May 8, 2017
NeurologyA study recently reported the Annals of Neurology (2017;81:549-559), was performed to determine clinical and neuropathological outcomes following a clinical diagnosis of mild cognitive impairment (MCI). For the study, data were drawn from a large autopsy series (N=1,337) of individuals followed longitudinally from normal or MCI status to death, derived from 4 Alzheimer Disease (AD) Centers in the United States.

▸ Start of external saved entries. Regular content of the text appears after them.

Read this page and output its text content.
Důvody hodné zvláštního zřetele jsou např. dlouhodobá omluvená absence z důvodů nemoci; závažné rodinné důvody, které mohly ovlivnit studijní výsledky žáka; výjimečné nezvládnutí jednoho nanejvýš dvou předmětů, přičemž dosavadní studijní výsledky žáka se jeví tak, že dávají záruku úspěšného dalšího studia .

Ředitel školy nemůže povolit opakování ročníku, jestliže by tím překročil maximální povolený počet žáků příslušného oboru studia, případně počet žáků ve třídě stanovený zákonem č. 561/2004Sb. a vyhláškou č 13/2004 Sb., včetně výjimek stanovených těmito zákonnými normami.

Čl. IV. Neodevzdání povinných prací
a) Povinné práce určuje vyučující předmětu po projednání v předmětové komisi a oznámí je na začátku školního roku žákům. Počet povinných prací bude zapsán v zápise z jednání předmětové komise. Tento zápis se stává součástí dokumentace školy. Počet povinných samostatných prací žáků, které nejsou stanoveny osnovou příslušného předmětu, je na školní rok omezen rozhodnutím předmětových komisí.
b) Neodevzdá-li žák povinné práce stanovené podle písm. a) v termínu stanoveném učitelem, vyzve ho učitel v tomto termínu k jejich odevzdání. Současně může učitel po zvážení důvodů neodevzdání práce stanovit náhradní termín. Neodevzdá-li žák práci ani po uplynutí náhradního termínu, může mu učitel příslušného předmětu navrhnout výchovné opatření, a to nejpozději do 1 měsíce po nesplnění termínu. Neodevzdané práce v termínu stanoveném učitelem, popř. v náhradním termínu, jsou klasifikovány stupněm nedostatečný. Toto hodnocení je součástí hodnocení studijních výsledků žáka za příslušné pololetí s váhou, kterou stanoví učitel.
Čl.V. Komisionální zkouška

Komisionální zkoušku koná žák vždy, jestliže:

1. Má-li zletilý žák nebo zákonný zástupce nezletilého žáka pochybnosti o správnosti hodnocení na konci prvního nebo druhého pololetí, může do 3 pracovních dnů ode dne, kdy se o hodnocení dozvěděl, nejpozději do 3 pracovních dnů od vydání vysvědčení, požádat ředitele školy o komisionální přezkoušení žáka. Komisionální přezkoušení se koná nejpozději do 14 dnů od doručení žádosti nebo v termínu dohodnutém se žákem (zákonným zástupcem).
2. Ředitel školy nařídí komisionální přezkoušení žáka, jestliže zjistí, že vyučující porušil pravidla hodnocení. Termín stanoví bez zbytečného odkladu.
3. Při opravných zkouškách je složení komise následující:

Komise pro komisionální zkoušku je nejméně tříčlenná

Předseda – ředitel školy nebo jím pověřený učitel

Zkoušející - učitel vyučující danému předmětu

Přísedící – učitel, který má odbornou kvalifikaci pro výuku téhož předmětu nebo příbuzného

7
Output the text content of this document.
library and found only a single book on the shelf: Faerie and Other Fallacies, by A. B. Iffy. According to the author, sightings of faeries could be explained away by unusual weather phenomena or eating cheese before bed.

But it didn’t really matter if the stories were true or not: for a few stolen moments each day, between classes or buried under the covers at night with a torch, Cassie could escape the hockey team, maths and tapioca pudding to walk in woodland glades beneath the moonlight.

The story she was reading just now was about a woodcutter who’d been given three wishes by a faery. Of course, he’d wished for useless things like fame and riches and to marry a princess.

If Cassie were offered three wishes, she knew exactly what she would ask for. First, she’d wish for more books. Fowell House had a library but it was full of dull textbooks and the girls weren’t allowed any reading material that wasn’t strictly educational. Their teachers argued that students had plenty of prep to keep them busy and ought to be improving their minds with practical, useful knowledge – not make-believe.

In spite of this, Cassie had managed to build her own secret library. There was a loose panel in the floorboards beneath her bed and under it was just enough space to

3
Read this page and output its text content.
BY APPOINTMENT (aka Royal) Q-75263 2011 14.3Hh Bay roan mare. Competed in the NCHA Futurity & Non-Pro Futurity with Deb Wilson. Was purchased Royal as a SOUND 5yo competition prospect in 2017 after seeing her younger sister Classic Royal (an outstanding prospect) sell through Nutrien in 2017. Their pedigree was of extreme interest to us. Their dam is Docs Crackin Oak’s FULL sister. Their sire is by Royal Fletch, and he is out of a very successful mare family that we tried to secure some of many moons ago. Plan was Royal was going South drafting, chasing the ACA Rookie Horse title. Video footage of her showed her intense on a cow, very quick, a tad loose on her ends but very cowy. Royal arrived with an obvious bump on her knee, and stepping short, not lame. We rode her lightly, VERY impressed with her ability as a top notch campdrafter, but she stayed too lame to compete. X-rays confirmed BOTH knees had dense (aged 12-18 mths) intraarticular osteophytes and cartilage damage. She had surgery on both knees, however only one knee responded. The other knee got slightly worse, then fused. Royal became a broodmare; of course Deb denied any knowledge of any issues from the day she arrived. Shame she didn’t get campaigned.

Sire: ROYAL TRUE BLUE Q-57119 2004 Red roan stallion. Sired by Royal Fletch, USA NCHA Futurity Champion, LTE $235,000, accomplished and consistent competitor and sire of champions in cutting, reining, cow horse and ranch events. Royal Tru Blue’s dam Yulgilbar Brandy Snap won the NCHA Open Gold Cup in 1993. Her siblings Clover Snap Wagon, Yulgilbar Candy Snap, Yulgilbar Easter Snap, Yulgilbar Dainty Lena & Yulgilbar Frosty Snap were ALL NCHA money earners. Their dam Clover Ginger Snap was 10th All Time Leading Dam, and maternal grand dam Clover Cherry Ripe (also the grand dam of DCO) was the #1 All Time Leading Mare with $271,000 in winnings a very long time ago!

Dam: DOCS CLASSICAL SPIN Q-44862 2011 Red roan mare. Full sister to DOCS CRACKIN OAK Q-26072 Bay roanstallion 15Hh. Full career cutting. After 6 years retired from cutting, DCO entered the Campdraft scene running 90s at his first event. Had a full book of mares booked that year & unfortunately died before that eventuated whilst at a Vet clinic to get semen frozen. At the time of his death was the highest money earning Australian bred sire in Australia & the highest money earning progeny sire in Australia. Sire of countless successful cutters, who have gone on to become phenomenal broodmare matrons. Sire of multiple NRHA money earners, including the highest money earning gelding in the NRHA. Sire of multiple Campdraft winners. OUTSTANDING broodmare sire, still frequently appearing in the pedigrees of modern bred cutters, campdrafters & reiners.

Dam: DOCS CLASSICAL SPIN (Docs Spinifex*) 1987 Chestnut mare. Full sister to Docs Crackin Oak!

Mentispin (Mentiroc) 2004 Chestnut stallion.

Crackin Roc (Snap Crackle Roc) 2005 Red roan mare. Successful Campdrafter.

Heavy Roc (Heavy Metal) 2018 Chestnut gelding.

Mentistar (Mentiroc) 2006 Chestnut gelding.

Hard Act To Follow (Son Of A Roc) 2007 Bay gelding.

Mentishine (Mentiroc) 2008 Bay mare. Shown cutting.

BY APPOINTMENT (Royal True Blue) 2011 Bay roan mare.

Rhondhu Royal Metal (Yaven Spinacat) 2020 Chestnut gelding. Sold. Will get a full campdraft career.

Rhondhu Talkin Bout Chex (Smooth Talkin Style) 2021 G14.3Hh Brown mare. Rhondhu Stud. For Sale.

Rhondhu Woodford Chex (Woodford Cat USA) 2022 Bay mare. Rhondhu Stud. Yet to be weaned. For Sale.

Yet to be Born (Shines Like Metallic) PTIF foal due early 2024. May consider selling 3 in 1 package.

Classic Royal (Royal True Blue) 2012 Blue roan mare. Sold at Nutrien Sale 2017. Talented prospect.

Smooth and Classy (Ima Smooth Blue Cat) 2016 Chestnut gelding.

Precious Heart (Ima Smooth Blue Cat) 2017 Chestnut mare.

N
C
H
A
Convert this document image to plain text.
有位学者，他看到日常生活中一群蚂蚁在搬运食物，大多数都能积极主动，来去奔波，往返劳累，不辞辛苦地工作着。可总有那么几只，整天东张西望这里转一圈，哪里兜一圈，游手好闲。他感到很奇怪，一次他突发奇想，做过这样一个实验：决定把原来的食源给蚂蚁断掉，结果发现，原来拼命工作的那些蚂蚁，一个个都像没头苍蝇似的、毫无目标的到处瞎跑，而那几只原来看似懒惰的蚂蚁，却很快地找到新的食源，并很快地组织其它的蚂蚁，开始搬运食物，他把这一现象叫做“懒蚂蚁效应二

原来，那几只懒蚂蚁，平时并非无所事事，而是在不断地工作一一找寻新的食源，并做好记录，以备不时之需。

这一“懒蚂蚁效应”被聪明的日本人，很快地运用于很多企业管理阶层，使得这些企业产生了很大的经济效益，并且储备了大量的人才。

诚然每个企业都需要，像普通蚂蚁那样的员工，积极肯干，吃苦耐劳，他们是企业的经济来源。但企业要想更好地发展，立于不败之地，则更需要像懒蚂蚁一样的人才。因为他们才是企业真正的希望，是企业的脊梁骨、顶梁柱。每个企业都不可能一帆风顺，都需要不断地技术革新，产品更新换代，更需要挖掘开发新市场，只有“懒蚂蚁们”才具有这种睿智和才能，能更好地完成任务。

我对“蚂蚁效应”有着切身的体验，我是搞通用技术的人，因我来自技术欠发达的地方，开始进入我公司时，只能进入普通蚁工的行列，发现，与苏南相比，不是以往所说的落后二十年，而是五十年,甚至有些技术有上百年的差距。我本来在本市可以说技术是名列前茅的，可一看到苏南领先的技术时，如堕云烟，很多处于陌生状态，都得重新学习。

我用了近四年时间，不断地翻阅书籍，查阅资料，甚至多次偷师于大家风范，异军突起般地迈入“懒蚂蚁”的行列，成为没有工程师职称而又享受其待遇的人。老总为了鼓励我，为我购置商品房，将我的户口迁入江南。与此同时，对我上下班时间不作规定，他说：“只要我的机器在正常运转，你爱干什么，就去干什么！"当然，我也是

Study participants had a mean follow-up was 7.9 years. Of the 874 individuals ever diagnosed with MCI, final clinical diagnoses were varied: 39.2% died with an MCI diagnosis, 46.8% with a dementia diagnosis, and 13.9% with a diagnosis of intact cognition. The latter group, however, had pathological features resembling those with a final clinical diagnosis of MCI. In terms of non-AD pathologies, both primary age-related tauopathy (p<0.05) and brain arteriolosclerosis pathology (p<0.001) were more severe in MCI than cognitively intact controls. Among the group that remained MCI until death, mixed AD neuropathologic changes (ADNC; >1 comorbid pathology) were more frequent than pure ADNC pathology (55% vs 22%); suspected non-Alzheimer pathology comprised the remaining 22% of cases. A majority (74%) of subjects who died with MCI were without high-level ADNC, Lewy body disease, or hippocampal sclerosis pathologies; this group was enriched in cerebrovascular pathologies. Subjects who died with dementia and were without severe neurodegenerative pathologies tended to have cerebrovascular pathology and carry the MCI diagnosis for a longer interval.
The authors concluded that MCI diagnosis usually was associated with comorbid neuropathologies. However, less than one-quarter of MCI cases showed pure AD at autopsy.